Track by Track: Bambara - Love On My Mind
Brothers Blaze and Reid Bateh run us through the new collection from Brooklyn post-punks, Bambara.SLITHER IN THE RAINReid: This song always had a strong...
Brothers Blaze and Reid Bateh run us through the new collection from Brooklyn post-punks, Bambara.
SLITHER IN THE RAIN
Reid: This song always had a strong visual vibe to it. Listening to demos early on, I would always see an image of a drunk man dancing near a runway while planes landed behind him. So the goal was to bring him to life in the song. This was a little bit of a challenge given the low word count, but it was nice to have to be so precise. Every line had to serve a few purposes at once, giving him enough detail to feel real while also acknowledging his role in the narrative of the album.
Blaze: Musically, this song came together rather quickly compared to the others, and we knew almost immediately that it would be the opening track because it felt especially visual from the start. With this one, we wanted to experiment more with synth sounds, arpeggiators and 808s while still maintaining a dark, twangy, human feel. I wrote and demoed the synth part for this song a few months before we began working on it. When it came time to re-track everything, I could never get the same emotion and character out of the part, so we ended up keeping the demoed performance.
MYTHIC LOVE
Reid: This is where the two central characters of the record meet for the first time. The image of the woman glowing red in the brake lights surrounded by tree limbs is one I had been fixated on for a few years, and I was really glad that it worked so well as the female lead's introduction. My main focus, lyrically, in this song was to convey a sense of mania. What they are experiencing is so overwhelming they feel the need to explain it to each other, but each attempt to put it into words ends in fragmented images, building all the way to the realm of myth. What they are feeling is too wild to be wrangled into words.
Blaze: Musically, this song started out like a lot of our songs, as a fingerpicking song that Reid wrote on the classical guitar. Being a love song, we wanted to pursue a kind of classic country duet in the spirit of Nancy and Lee. Pretty early on, we knew that our friend Bria Salmena (Frigs, Orville Peck) would be perfect for this. When the song collapses into the Ronettes beat, Bria's voice snaps you into the chorus and initiates the huge feel change. We made demos of her part and emailed the track to her in Toronto. We were floored when we got the recordings back from her.
BIRDS
Reid: The idea with this one was to cram months of the couple's life together into one song. At some point during this time, the female lead buys a camera which sparks her love for the medium. Photography is a big part of the record. Nan Goldin's work - especially 'The Ballad of Sexual Dependency' - was very influential to me while writing the lyrics. It was a way for me to feel a bit of the feral energy of the city while in lockdown. I wanted this character to do the same thing for the world of the record, using her photos as windows into the lives of the couple and the people around them in the turbulent city.

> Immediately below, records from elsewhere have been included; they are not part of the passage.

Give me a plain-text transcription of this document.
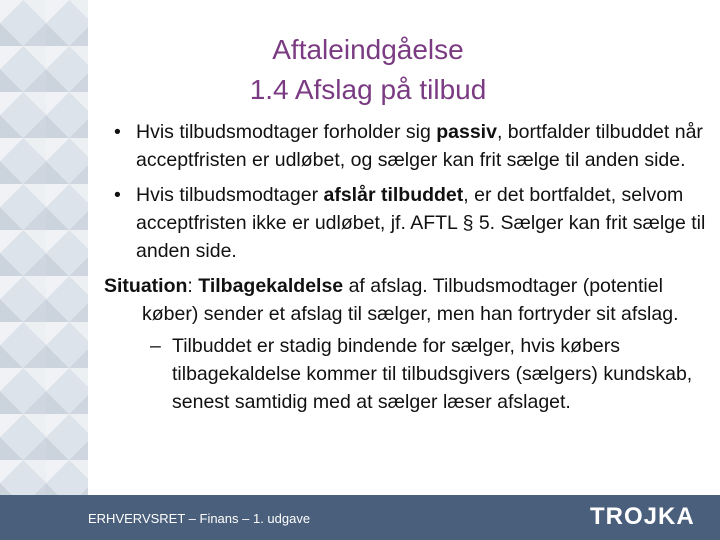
Aftaleindgåelse
1.4 Afslag på tilbud
• Hvis tilbudsmodtager forholder sig passiv, bortfalder tilbuddet når acceptfristen er udløbet, og sælger kan frit sælge til anden side.
• Hvis tilbudsmodtager afslår tilbuddet, er det bortfaldet, selvom acceptfristen ikke er udløbet, jf. AFTL § 5. Sælger kan frit sælge til anden side.
Situation: Tilbagekaldelse af afslag. Tilbudsmodtager (potentiel køber) sender et afslag til sælger, men han fortryder sit afslag.
– Tilbuddet er stadig bindende for sælger, hvis købers tilbagekaldelse kommer til tilbudsgivers (sælgers) kundskab, senest samtidig med at sælger læser afslaget.
ERHVERVSRET – Finans – 1. udgave	TROJKA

Blaze: Musically, this song came together in a pretty unique way for us. We were on the computer editing one song that we weren't happy with. William started cutting up little segments and stripping things away until we had a 10-second drum and noise moment we were really inspired by. That clip gave birth to an entirely new song where we started building from the drums and percussion up. William's bassline over the drumbeat created a strong backbone for us to layer loops, vocals, and samples we made.
POINT AND SHOOT
Reid: The story of this song is told entirely through the female lead's photographs, with each stanza being a new snapshot. We get a glimpse into how the central characters' lives are progressing. How her art is progressing. How their relationship with various substances is progressing. The narrator looks at the photos and describes them: Naked women lined up on a roof, a now-dead friend laughing with a broken jaw, a bored face in a coke mirror selfie, etc. In one of these, he notices that something about the look in his partner's eye seems different.
Blaze: We wanted this song to have that smokey, noir feel for Reid to string a torrent of images on top of. Once the shuffle rhythm and atmosphere were set, Blaze added the main synth melody to feel kind of like a water-level in a videogame. The horns in the chorus sections are actually cut up trombone stabs that William manually laid out, taken from a piece of music Jason Disu played on a song we ended up scrapping. We also had our friend Jeff Tobias (Sunwatchers, Modern Nature) come over and record wild sax freakouts in our basement.